Parkrats frequent Hyland Hills for winter entertainment

Minnetonka senior Jonah Daul, hucks a 360 as the sun is setting over Hyland Hills Ski Area. He lands this trick despite having binding issues the whole season, greatly inhibiting his ability to perform aerial tricks.

Hyland Hills Ski and Snowboard Area served as a daycare for me. For a great portion of my childhood, my mom would drop me off at Hyland so she could go run errands. I grew up snowboarding with friends and on my own since I was old enough to get down the hill without help. 

Hyland Hills is one of the resorts that perfectly encapsulates midwest skiing and snowboarding. “They got gnarly rails, fast ropes, and some decent jumps.

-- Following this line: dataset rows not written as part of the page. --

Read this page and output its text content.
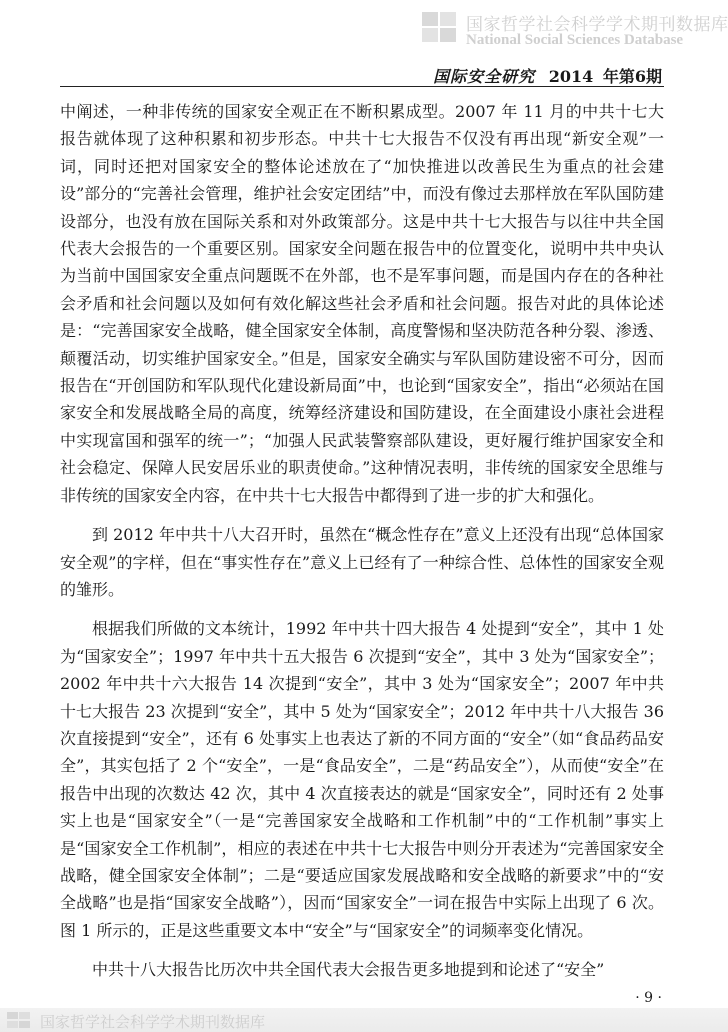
国家哲学社会科学学术期刊数据库
National Social Sciences Database
国际安全研究 2014 年第6期

中阐述，一种非传统的国家安全观正在不断积累成型。2007 年 11 月的中共十七大报告就体现了这种积累和初步形态。中共十七大报告不仅没有再出现“新安全观”一词，同时还把对国家安全的整体论述放在了“加快推进以改善民生为重点的社会建设”部分的“完善社会管理，维护社会安定团结”中，而没有像过去那样放在军队国防建设部分，也没有放在国际关系和对外政策部分。这是中共十七大报告与以往中共全国代表大会报告的一个重要区别。国家安全问题在报告中的位置变化，说明中共中央认为当前中国国家安全重点问题既不在外部，也不是军事问题，而是国内存在的各种社会矛盾和社会问题以及如何有效化解这些社会矛盾和社会问题。报告对此的具体论述是：“完善国家安全战略，健全国家安全体制，高度警惕和坚决防范各种分裂、渗透、颠覆活动，切实维护国家安全。”但是，国家安全确实与军队国防建设密不可分，因而报告在“开创国防和军队现代化建设新局面”中，也论到“国家安全”，指出“必须站在国家安全和发展战略全局的高度，统筹经济建设和国防建设，在全面建设小康社会进程中实现富国和强军的统一”；“加强人民武装警察部队建设，更好履行维护国家安全和社会稳定、保障人民安居乐业的职责使命。”这种情况表明，非传统的国家安全思维与非传统的国家安全内容，在中共十七大报告中都得到了进一步的扩大和强化。

到 2012 年中共十八大召开时，虽然在“概念性存在”意义上还没有出现“总体国家安全观”的字样，但在“事实性存在”意义上已经有了一种综合性、总体性的国家安全观的雏形。

根据我们所做的文本统计，1992 年中共十四大报告 4 处提到“安全”，其中 1 处为“国家安全”；1997 年中共十五大报告 6 次提到“安全”，其中 3 处为“国家安全”；2002 年中共十六大报告 14 次提到“安全”，其中 3 处为“国家安全”；2007 年中共十七大报告 23 次提到“安全”，其中 5 处为“国家安全”；2012 年中共十八大报告 36 次直接提到“安全”，还有 6 处事实上也表达了新的不同方面的“安全”（如“食品药品安全”，其实包括了 2 个“安全”，一是“食品安全”，二是“药品安全”），从而使“安全”在报告中出现的次数达 42 次，其中 4 次直接表达的就是“国家安全”，同时还有 2 处事实上也是“国家安全”（一是“完善国家安全战略和工作机制”中的“工作机制”事实上是“国家安全工作机制”，相应的表述在中共十七大报告中则分开表述为“完善国家安全战略，健全国家安全体制”；二是“要适应国家发展战略和安全战略的新要求”中的“安全战略”也是指“国家安全战略”），因而“国家安全”一词在报告中实际上出现了 6 次。图 1 所示的，正是这些重要文本中“安全”与“国家安全”的词频率变化情况。

中共十八大报告比历次中共全国代表大会报告更多地提到和论述了“安全”

· 9 ·
国家哲学社会科学学术期刊数据库
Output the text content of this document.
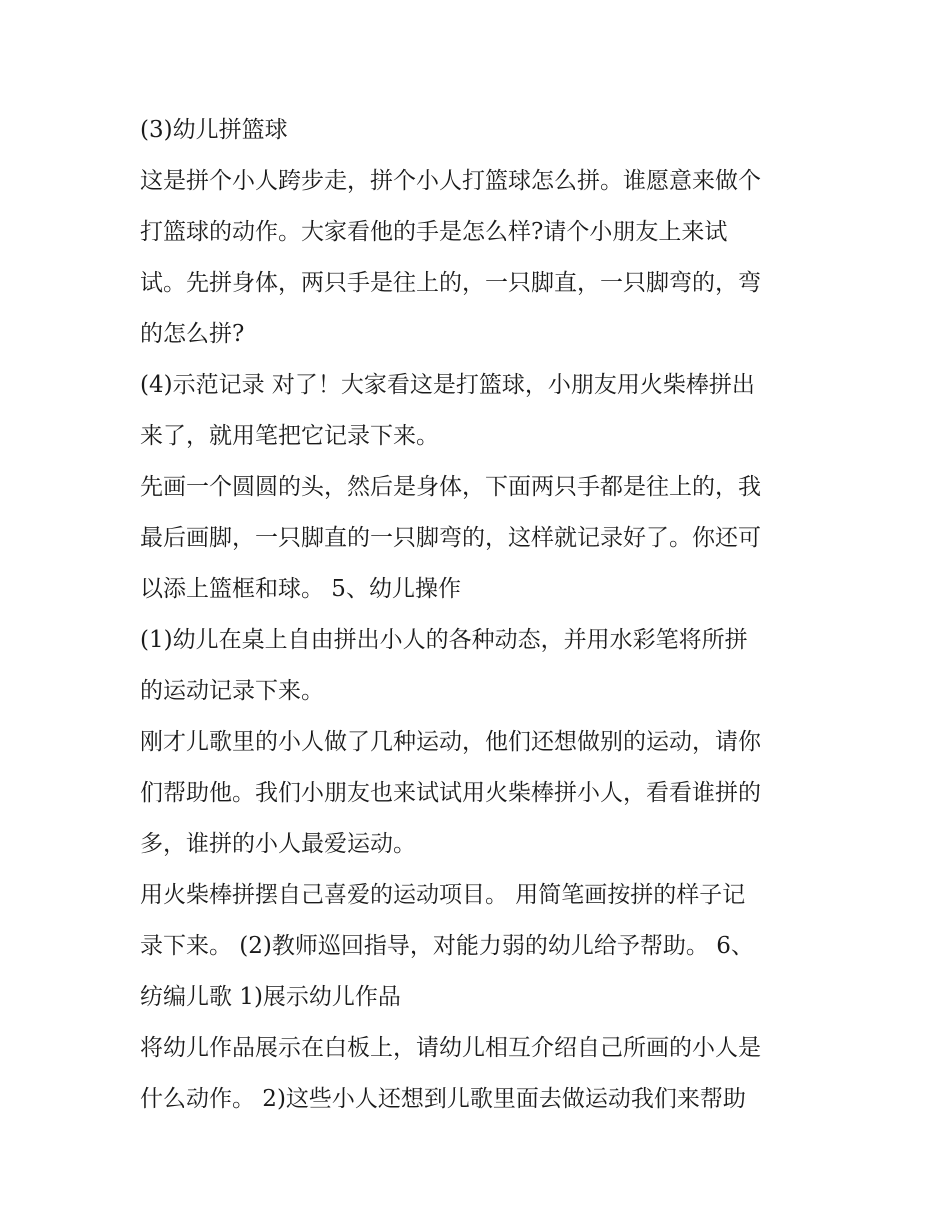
(3)幼儿拼篮球
这是拼个小人跨步走，拼个小人打篮球怎么拼。谁愿意来做个
打篮球的动作。大家看他的手是怎么样?请个小朋友上来试
试。先拼身体，两只手是往上的，一只脚直，一只脚弯的，弯
的怎么拼?
(4)示范记录 对了！大家看这是打篮球，小朋友用火柴棒拼出
来了，就用笔把它记录下来。
先画一个圆圆的头，然后是身体，下面两只手都是往上的，我
最后画脚，一只脚直的一只脚弯的，这样就记录好了。你还可
以添上篮框和球。 5、幼儿操作
(1)幼儿在桌上自由拼出小人的各种动态，并用水彩笔将所拼
的运动记录下来。
刚才儿歌里的小人做了几种运动，他们还想做别的运动，请你
们帮助他。我们小朋友也来试试用火柴棒拼小人，看看谁拼的
多，谁拼的小人最爱运动。
用火柴棒拼摆自己喜爱的运动项目。 用简笔画按拼的样子记
录下来。 (2)教师巡回指导，对能力弱的幼儿给予帮助。 6、
纺编儿歌 1)展示幼儿作品
将幼儿作品展示在白板上，请幼儿相互介绍自己所画的小人是
什么动作。 2)这些小人还想到儿歌里面去做运动我们来帮助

The jumps are better than most places, Buck Hill, Afton, and Elm are trash,” sophomore Bowen Grieger said. 

Located in Bloomington, it is the closest hill to the metro, drawing in huge crowds of skiers and snowboarders alike every weekend. A large portion of these people are known as parkrats. A parkrat is another word for a freestyle terrain rider, which is a discipline focused on aerial and rail tricks. This practice is unique to the midwest where hills are smaller, and terrain parks are set up in tight areas to maximize space. This causes a tight-knit group of people riding together. “I basically lived there for a good 4 years, it’s a second home and my boys are there,” Grieger said.  

No matter where you are in the midwest, there is a certain culture that is common among parkrats. The perception of this culture is generally negative, most people just think of snowboarders as pothead kids that just screw around and ruin the snow. However, this couldn’t be farther from the truth. “There are kids from all different schools, and everyone is nice because everyone is there for the same reason: to shred tha gnar,” Grieger said. The majority of the trick skiers and snowboarders who hang out at Hyland are hardworking and motivated in search of improvement and great clips. 

There are kids from all different schools, and everyone is nice because everyone is there for the same reason: to shred tha gnar.”

— Bowen Grieger

Good footage is always sought after by the best snowboarders and skiers, as this is how most professionals get their starts. At Hyland names like Nick Goepper, Lucas Caye, and Dicky Thomas are revered as the gold standard of hometown skiers and snowboarders, and they are known for throwing down some of the craziest tricks ever seen at Hyland. These guys are, in a way, the legends of Hyland, however, most people never reach the level of skill. Most people ride for the purpose of having fun and learning new tricks. “I like snowboarding because it gives you a feeling like no other activity. You get to be outside, exercise, and challenge yourself to do new tricks which is very rewarding especially when you battle a trick for a while and finally land it,” senior Josh Mahoney said.

Skiers and snowboarders of all ages and skill levels spend their time taking hot laps in the park. This can be annoying sometimes because the little kids prove to be an obstacle more often than not. As much as the elders of Hyland would like them gone, for the most part they allow them to stay and do their thing, since everyone got their start there. “Their park is set up perfectly so you can have a new line every time you drop in and allows for creativity,” Mahoney said.

Hyland served as a daycare for so many of us. For a great portion of my childhood, my mom would drop me off at Hyland so she could go run errands. I grew up snowboarding with friends and on my own since I was old enough to get down the hill without help.